Punch-Drunk Love de Paul Thomas Anderson (2)

Puisque vous invitez les commentaires sur « Punch Drunk Love », je me permets de revenir un peu sur les impressions que j’ai esquissées lors du débat. J’ai retrouvé après le mot exact en français pour l’anglais « punch drunk », c’est « sonné » (on dit aussi « groggy », emprunté de l’anglais). Cela se réfère d’abord au boxeur qui, ayant reçu beaucoup de « coups » (punch) à la tête, en est assommé, étourdi, comme « saoul » (drunk), mais cela a pris aussi le sens secondaire de « fou ». Tout cela s’applique bien à Barry. Les coups qu’il a reçus sont apparemment génétiques d’abord, car il porte tous les signes de l’autisme. Mais il s’en donne aussi à lui-même, car il se rend bien compte que son comportement est souvent inadapté et il s’en veut à lui-même. En longeant le couloir de l’immeuble après avoir raccompagné Lena, par exemple, il se traite de tous les noms de ne pas avoir trouvé le courage de l’embrasser. Le besoin qu’il ressent de temps en temps de casser la baraque, aux toilettes du restaurant ou dans l’appartement d’une de ses sœurs, exprime des accès de colère contre lui-même.

Un détail qu’il faudrait mentionner en passant, c’est le fait que l’arnaque porno est organisée à Provo, dans l’Utah. Or, l’Utah, c’est le pays des Mormons, l’exemple même de la société bien-pensante, et Provo, beaucoup moins cosmopolite et plus conservateur que la capitale, Salt Lake City, est le siège de la grande université mormone, Brigham Young University. Qu’une arnaque porno vienne de là pour corrompre un innocent de Los Angeles (qui vient juste après Las Vegas comme foyer du vice), c’est évidemment un grand trait d’ironie satirique.

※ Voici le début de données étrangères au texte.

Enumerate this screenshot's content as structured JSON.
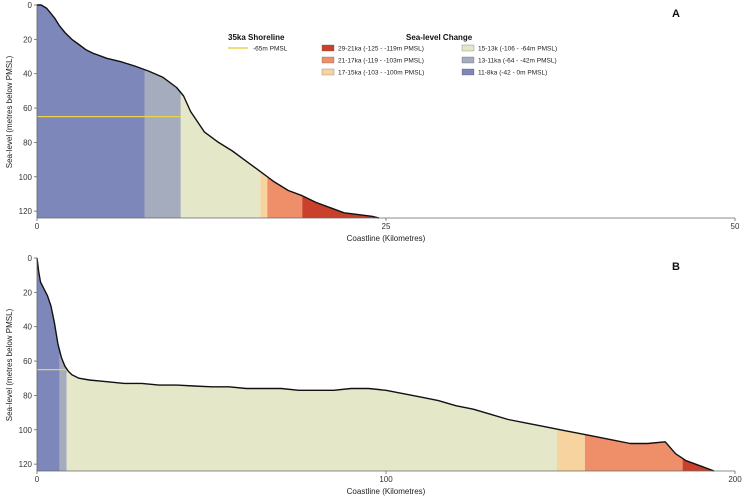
{
  "chart_data": [
    {
      "type": "area",
      "panel_label": "A",
      "xlabel": "Coastline (Kilometres)",
      "ylabel": "Sea-level (metres below PMSL)",
      "xlim": [
        0,
        50
      ],
      "ylim": [
        0,
        124
      ],
      "y_inverted": true,
      "x_ticks": [
        0,
        25,
        50
      ],
      "y_ticks": [
        0,
        20,
        40,
        60,
        80,
        100,
        120
      ],
      "grid": false,
      "profile": {
        "x": [
          0,
          0.3,
          0.7,
          1.0,
          1.3,
          1.6,
          2.0,
          2.5,
          3.0,
          3.5,
          4.0,
          5.0,
          6.0,
          7.0,
          8.0,
          9.0,
          10.0,
          10.5,
          11.0,
          12.0,
          13.0,
          14.0,
          15.0,
          16.0,
          17.0,
          18.0,
          19.0,
          20.0,
          21.0,
          22.0,
          23.0,
          24.0,
          24.5
        ],
        "depth": [
          0,
          0,
          2,
          5,
          8,
          12,
          16,
          20,
          23,
          26,
          28,
          31,
          33,
          35.5,
          38.5,
          42,
          48,
          53,
          62,
          74,
          80,
          85,
          91,
          97,
          103,
          108,
          111,
          115,
          118,
          121,
          122,
          123,
          124
        ]
      },
      "bands": [
        {
          "x0": 0,
          "x1": 7.7,
          "period": "11-8ka"
        },
        {
          "x0": 7.7,
          "x1": 10.3,
          "period": "13-11ka"
        },
        {
          "x0": 10.3,
          "x1": 16.0,
          "period": "15-13k"
        },
        {
          "x0": 16.0,
          "x1": 16.5,
          "period": "17-15ka"
        },
        {
          "x0": 16.5,
          "x1": 19.0,
          "period": "21-17ka"
        },
        {
          "x0": 19.0,
          "x1": 24.5,
          "period": "29-21ka"
        }
      ],
      "shoreline_35ka": {
        "depth": 65,
        "x0": 0,
        "x1": 10.3
      }
    },
    {
      "type": "area",
      "panel_label": "B",
      "xlabel": "Coastline (Kilometres)",
      "ylabel": "Sea-level (metres below PMSL)",
      "xlim": [
        0,
        200
      ],
      "ylim": [
        0,
        124
      ],
      "y_inverted": true,
      "x_ticks": [
        0,
        100,
        200
      ],
      "y_ticks": [
        0,
        20,
        40,
        60,
        80,
        100,
        120
      ],
      "grid": false,
      "profile": {
        "x": [
          0,
          0.5,
          1,
          2,
          3,
          4,
          5,
          6,
          7,
          8,
          9,
          10,
          12,
          15,
          20,
          25,
          30,
          35,
          40,
          45,
          50,
          55,
          60,
          65,
          70,
          75,
          80,
          85,
          90,
          95,
          100,
          105,
          110,
          115,
          120,
          125,
          130,
          135,
          140,
          145,
          150,
          155,
          160,
          165,
          170,
          175,
          180,
          183,
          186,
          190,
          194
        ],
        "depth": [
          0,
          8,
          14,
          18,
          22,
          28,
          38,
          50,
          58,
          63,
          66,
          68,
          70,
          71,
          72,
          73,
          73,
          74,
          74,
          74.5,
          75,
          75,
          76,
          76,
          76,
          77,
          77,
          77,
          76,
          76,
          77,
          79,
          81,
          83,
          86,
          88,
          91,
          94,
          96,
          98,
          100,
          102,
          104,
          106,
          108,
          108,
          107,
          114,
          118,
          121,
          124
        ]
      },
      "bands": [
        {
          "x0": 0,
          "x1": 6.5,
          "period": "11-8ka"
        },
        {
          "x0": 6.5,
          "x1": 8.5,
          "period": "13-11ka"
        },
        {
          "x0": 8.5,
          "x1": 149,
          "period": "15-13k"
        },
        {
          "x0": 149,
          "x1": 157,
          "period": "17-15ka"
        },
        {
          "x0": 157,
          "x1": 185,
          "period": "21-17ka"
        },
        {
          "x0": 185,
          "x1": 194,
          "period": "29-21ka"
        }
      ],
      "shoreline_35ka": {
        "depth": 65,
        "x0": 0,
        "x1": 9
      }
    }
  ],
  "legend": {
    "shoreline_title": "35ka Shoreline",
    "shoreline_label": "-65m PMSL",
    "shoreline_color": "#e8d44a",
    "sea_level_title": "Sea-level Change",
    "placement": "top-center of panel A",
    "items": [
      {
        "key": "29-21ka",
        "label": "29-21ka (-125 - -119m PMSL)",
        "color": "#c9412c"
      },
      {
        "key": "21-17ka",
        "label": "21-17ka (-119 - -103m PMSL)",
        "color": "#ee8f6a"
      },
      {
        "key": "17-15ka",
        "label": "17-15ka (-103 - -100m PMSL)",
        "color": "#f7d3a0"
      },
      {
        "key": "15-13k",
        "label": "15-13k (-106 - -64m PMSL)",
        "color": "#e5e7c9"
      },
      {
        "key": "13-11ka",
        "label": "13-11ka (-64 - -42m PMSL)",
        "color": "#a5acbd"
      },
      {
        "key": "11-8ka",
        "label": "11-8ka (-42 - 0m PMSL)",
        "color": "#7d87b9"
      }
    ]
  }
}
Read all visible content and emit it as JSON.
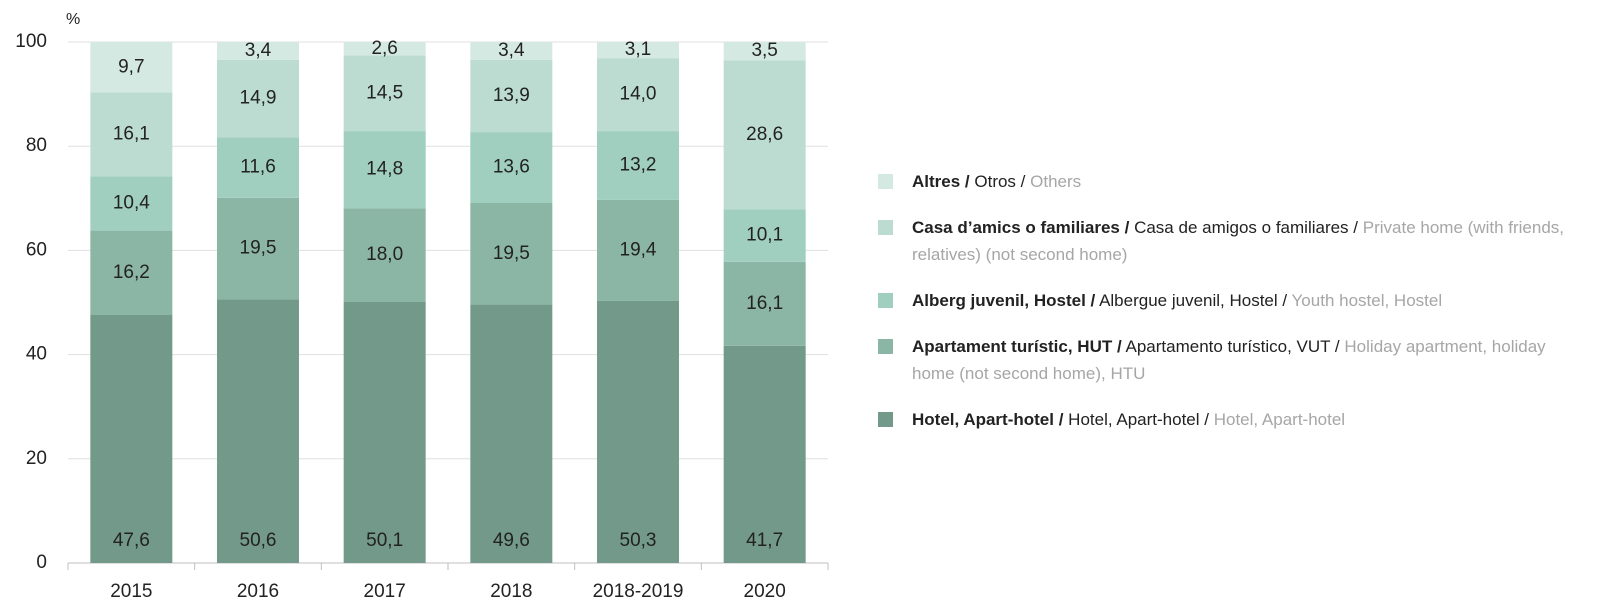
{
  "chart_data": {
    "type": "bar",
    "stacked": true,
    "ylabel": "%",
    "categories": [
      "2015",
      "2016",
      "2017",
      "2018",
      "2018-2019",
      "2020"
    ],
    "ylim": [
      0,
      100
    ],
    "yticks": [
      0,
      20,
      40,
      60,
      80,
      100
    ],
    "grid": true,
    "series": [
      {
        "name": [
          "Hotel, Apart-hotel /",
          "Hotel, Apart-hotel /",
          "Hotel, Apart-hotel"
        ],
        "color": "#73998a",
        "values": [
          47.6,
          50.6,
          50.1,
          49.6,
          50.3,
          41.7
        ],
        "value_labels": [
          "47,6",
          "50,6",
          "50,1",
          "49,6",
          "50,3",
          "41,7"
        ]
      },
      {
        "name": [
          "Apartament turístic, HUT /",
          "Apartamento turístico, VUT /",
          "Holiday apartment, holiday home (not second home), HTU"
        ],
        "color": "#8bb5a5",
        "values": [
          16.2,
          19.5,
          18.0,
          19.5,
          19.4,
          16.1
        ],
        "value_labels": [
          "16,2",
          "19,5",
          "18,0",
          "19,5",
          "19,4",
          "16,1"
        ]
      },
      {
        "name": [
          "Alberg juvenil, Hostel /",
          "Albergue juvenil, Hostel /",
          "Youth hostel, Hostel"
        ],
        "color": "#a0cfbf",
        "values": [
          10.4,
          11.6,
          14.8,
          13.6,
          13.2,
          10.1
        ],
        "value_labels": [
          "10,4",
          "11,6",
          "14,8",
          "13,6",
          "13,2",
          "10,1"
        ]
      },
      {
        "name": [
          "Casa d’amics o familiares /",
          "Casa de amigos o familiares /",
          "Private home (with friends, relatives) (not second home)"
        ],
        "color": "#bcdcd2",
        "values": [
          16.1,
          14.9,
          14.5,
          13.9,
          14.0,
          28.6
        ],
        "value_labels": [
          "16,1",
          "14,9",
          "14,5",
          "13,9",
          "14,0",
          "28,6"
        ]
      },
      {
        "name": [
          "Altres /",
          "Otros /",
          "Others"
        ],
        "color": "#d5e9e3",
        "values": [
          9.7,
          3.4,
          2.6,
          3.4,
          3.1,
          3.5
        ],
        "value_labels": [
          "9,7",
          "3,4",
          "2,6",
          "3,4",
          "3,1",
          "3,5"
        ]
      }
    ]
  }
}
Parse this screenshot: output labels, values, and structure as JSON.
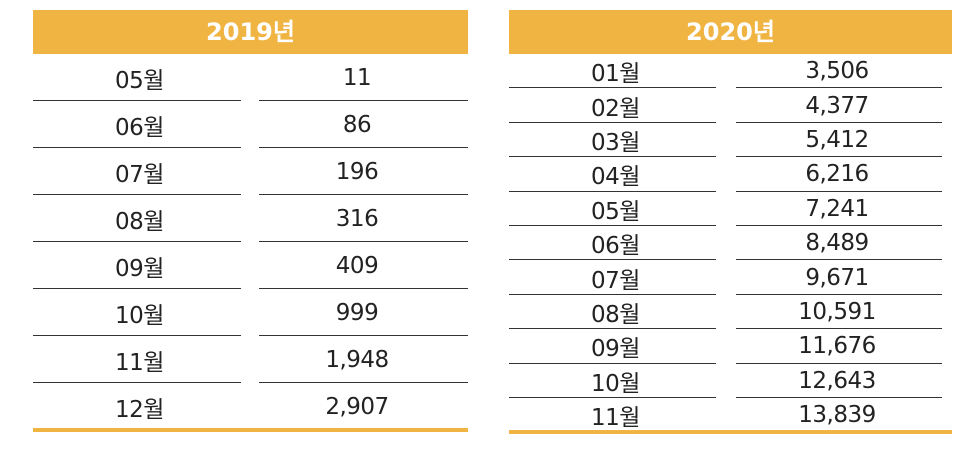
{
  "tables": [
    {
      "year": "2019년",
      "accent_color": "#f0b443",
      "rows": [
        {
          "month": "05월",
          "value": "11"
        },
        {
          "month": "06월",
          "value": "86"
        },
        {
          "month": "07월",
          "value": "196"
        },
        {
          "month": "08월",
          "value": "316"
        },
        {
          "month": "09월",
          "value": "409"
        },
        {
          "month": "10월",
          "value": "999"
        },
        {
          "month": "11월",
          "value": "1,948"
        },
        {
          "month": "12월",
          "value": "2,907"
        }
      ]
    },
    {
      "year": "2020년",
      "accent_color": "#f0b443",
      "rows": [
        {
          "month": "01월",
          "value": "3,506"
        },
        {
          "month": "02월",
          "value": "4,377"
        },
        {
          "month": "03월",
          "value": "5,412"
        },
        {
          "month": "04월",
          "value": "6,216"
        },
        {
          "month": "05월",
          "value": "7,241"
        },
        {
          "month": "06월",
          "value": "8,489"
        },
        {
          "month": "07월",
          "value": "9,671"
        },
        {
          "month": "08월",
          "value": "10,591"
        },
        {
          "month": "09월",
          "value": "11,676"
        },
        {
          "month": "10월",
          "value": "12,643"
        },
        {
          "month": "11월",
          "value": "13,839"
        }
      ]
    }
  ]
}
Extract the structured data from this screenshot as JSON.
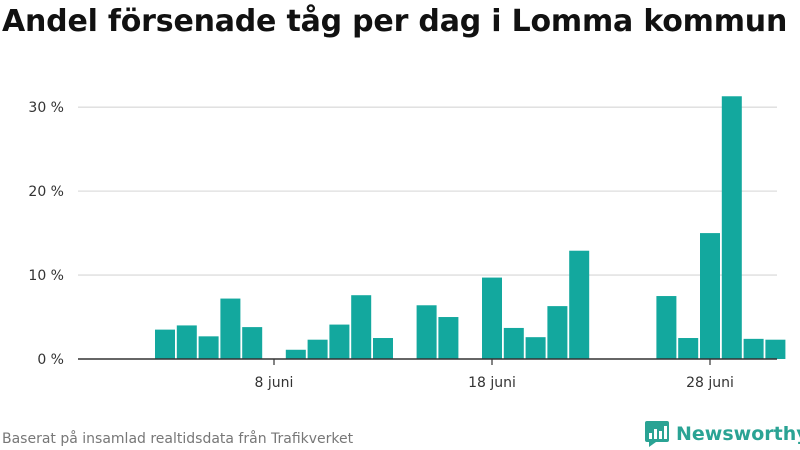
{
  "title": "Andel försenade tåg per dag i Lomma kommun",
  "source": "Baserat på insamlad realtidsdata från Trafikverket",
  "brand": "Newsworthy",
  "colors": {
    "bar": "#13a89e",
    "grid": "#dddddd",
    "axis": "#333333",
    "brand": "#2aa394"
  },
  "chart_data": {
    "type": "bar",
    "x_unit": "day (juni)",
    "x_domain": [
      1,
      31
    ],
    "ylim": [
      0,
      33
    ],
    "yticks": [
      {
        "value": 0,
        "label": "0 %"
      },
      {
        "value": 10,
        "label": "10 %"
      },
      {
        "value": 20,
        "label": "20 %"
      },
      {
        "value": 30,
        "label": "30 %"
      }
    ],
    "xticks": [
      {
        "value": 8,
        "label": "8 juni"
      },
      {
        "value": 18,
        "label": "18 juni"
      },
      {
        "value": 28,
        "label": "28 juni"
      }
    ],
    "grid": true,
    "legend": "none",
    "points": [
      {
        "x": 3,
        "y": 3.5
      },
      {
        "x": 4,
        "y": 4.0
      },
      {
        "x": 5,
        "y": 2.7
      },
      {
        "x": 6,
        "y": 7.2
      },
      {
        "x": 7,
        "y": 3.8
      },
      {
        "x": 9,
        "y": 1.1
      },
      {
        "x": 10,
        "y": 2.3
      },
      {
        "x": 11,
        "y": 4.1
      },
      {
        "x": 12,
        "y": 7.6
      },
      {
        "x": 13,
        "y": 2.5
      },
      {
        "x": 15,
        "y": 6.4
      },
      {
        "x": 16,
        "y": 5.0
      },
      {
        "x": 18,
        "y": 9.7
      },
      {
        "x": 19,
        "y": 3.7
      },
      {
        "x": 20,
        "y": 2.6
      },
      {
        "x": 21,
        "y": 6.3
      },
      {
        "x": 22,
        "y": 12.9
      },
      {
        "x": 26,
        "y": 7.5
      },
      {
        "x": 27,
        "y": 2.5
      },
      {
        "x": 28,
        "y": 15.0
      },
      {
        "x": 29,
        "y": 31.3
      },
      {
        "x": 30,
        "y": 2.4
      },
      {
        "x": 31,
        "y": 2.3
      }
    ]
  }
}
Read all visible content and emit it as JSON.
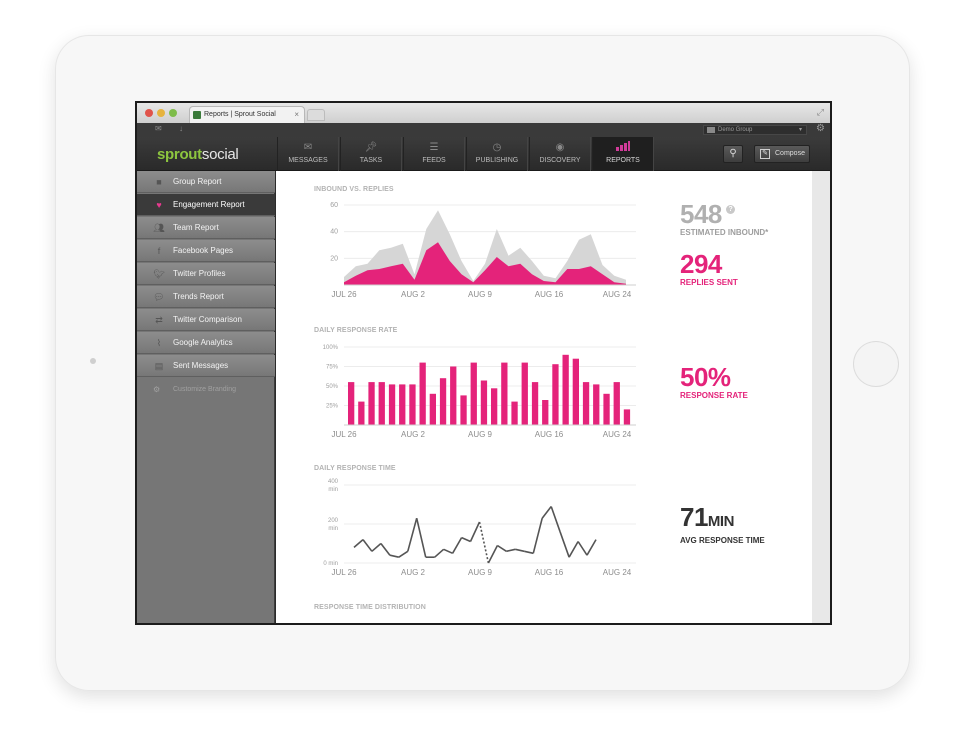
{
  "browser": {
    "tab_title": "Reports | Sprout Social",
    "tab_close": "×"
  },
  "utility": {
    "group_select": "Demo Group"
  },
  "logo": {
    "part1": "sprout",
    "part2": "social"
  },
  "nav": {
    "items": [
      {
        "label": "MESSAGES",
        "icon": "envelope-icon"
      },
      {
        "label": "TASKS",
        "icon": "pin-icon"
      },
      {
        "label": "FEEDS",
        "icon": "list-icon"
      },
      {
        "label": "PUBLISHING",
        "icon": "clock-icon"
      },
      {
        "label": "DISCOVERY",
        "icon": "binoculars-icon"
      },
      {
        "label": "REPORTS",
        "icon": "bar-chart-icon"
      }
    ],
    "active": "REPORTS",
    "compose_label": "Compose"
  },
  "sidebar": {
    "items": [
      {
        "label": "Group Report",
        "icon": "folder-icon"
      },
      {
        "label": "Engagement Report",
        "icon": "heart-icon"
      },
      {
        "label": "Team Report",
        "icon": "team-icon"
      },
      {
        "label": "Facebook Pages",
        "icon": "facebook-icon"
      },
      {
        "label": "Twitter Profiles",
        "icon": "twitter-icon"
      },
      {
        "label": "Trends Report",
        "icon": "speech-icon"
      },
      {
        "label": "Twitter Comparison",
        "icon": "compare-icon"
      },
      {
        "label": "Google Analytics",
        "icon": "analytics-icon"
      },
      {
        "label": "Sent Messages",
        "icon": "sent-icon"
      }
    ],
    "active": "Engagement Report",
    "customize_label": "Customize Branding"
  },
  "colors": {
    "accent": "#e4237a",
    "brand_green": "#8dc63f",
    "gray_area": "#d6d6d6"
  },
  "sections": {
    "inbound": {
      "title": "INBOUND VS. REPLIES",
      "stat1_value": "548",
      "stat1_label": "ESTIMATED INBOUND*",
      "stat1_info": "?",
      "stat2_value": "294",
      "stat2_label": "REPLIES SENT"
    },
    "rate": {
      "title": "DAILY RESPONSE RATE",
      "stat_value": "50%",
      "stat_label": "RESPONSE RATE"
    },
    "time": {
      "title": "DAILY RESPONSE TIME",
      "stat_value": "71",
      "stat_unit": "MIN",
      "stat_label": "AVG RESPONSE TIME"
    },
    "distribution": {
      "title": "RESPONSE TIME DISTRIBUTION"
    }
  },
  "chart_data": [
    {
      "type": "area",
      "title": "INBOUND VS. REPLIES",
      "x_ticks": [
        "JUL 26",
        "AUG 2",
        "AUG 9",
        "AUG 16",
        "AUG 24"
      ],
      "y_ticks": [
        "60",
        "40",
        "20"
      ],
      "ylim": [
        0,
        60
      ],
      "series": [
        {
          "values": [
            6,
            14,
            16,
            26,
            28,
            31,
            8,
            42,
            56,
            38,
            18,
            3,
            16,
            42,
            22,
            28,
            18,
            7,
            5,
            18,
            34,
            38,
            15,
            7,
            4
          ]
        },
        {
          "values": [
            2,
            7,
            11,
            12,
            14,
            16,
            4,
            26,
            32,
            18,
            8,
            2,
            11,
            21,
            14,
            16,
            8,
            3,
            2,
            12,
            12,
            14,
            8,
            2,
            1
          ]
        }
      ]
    },
    {
      "type": "bar",
      "title": "DAILY RESPONSE RATE",
      "x_ticks": [
        "JUL 26",
        "AUG 2",
        "AUG 9",
        "AUG 16",
        "AUG 24"
      ],
      "y_ticks": [
        "100%",
        "75%",
        "50%",
        "25%"
      ],
      "ylim": [
        0,
        100
      ],
      "values": [
        55,
        30,
        55,
        55,
        52,
        52,
        52,
        80,
        40,
        60,
        75,
        38,
        80,
        57,
        47,
        80,
        30,
        80,
        55,
        32,
        78,
        90,
        85,
        55,
        52,
        40,
        55,
        20
      ]
    },
    {
      "type": "line",
      "title": "DAILY RESPONSE TIME",
      "x_ticks": [
        "JUL 26",
        "AUG 2",
        "AUG 9",
        "AUG 16",
        "AUG 24"
      ],
      "y_ticks": [
        "400 min",
        "200 min",
        "0 min"
      ],
      "ylim": [
        0,
        400
      ],
      "values": [
        80,
        120,
        60,
        100,
        40,
        30,
        60,
        230,
        30,
        30,
        70,
        50,
        130,
        110,
        210,
        0,
        90,
        60,
        70,
        60,
        50,
        230,
        290,
        160,
        30,
        110,
        40,
        120
      ],
      "dashed_segment_index": 14
    }
  ]
}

Je voudrais aussi insister sur ma thèse de conte de fées qui, à part Henri, n’avait pas l’air d’accueillir beaucoup d’adhésions. Il ne s’agit pas de deux inadaptés qui se trouvent, car Lena est parfaitement normale — à part son intérêt inexplicable pour ce gars. Quand il lui expose sa combine avec les puddings, par exemple, elle dit (comme nous) « C’est dingue ! ».  Lui est trop timide pour vouloir seulement faire sa connaissance dans le contexte très rassurant de sa propre famille, mais elle vient vers lui, utilisant la voiture qu’elle doit laisser chez le garagiste comme prétexte pour le rencontrer. Lorsqu’il longe le couloir en pestant contre lui-même, c’est elle qui le rappelle par téléphone pour le baiser inespéré. Il n’a pas besoin de lui faire la cour, c’est elle qui fait toutes les avances. C’est le rêve de la plupart des hommes, et surtout d’un type comme Barry. Et après que ses mauvaises fréquentations à lui ont mis sa vie à elle en danger et qu’il l’a ensuite abandonnée à l’hôpital, elle le lui reproche gentiment avant de le prendre dans ses bras. Je reprends la question que j’ai posée devant le cinéma après la séance et qui n’a pas trouvé de réponse à ce moment-là :  Quel avenir peut-on imaginer pour ce couple ? Je crois que la seule réponse possible, c’est « Et ils vécurent toujours heureux et eurent beaucoup d’enfants ».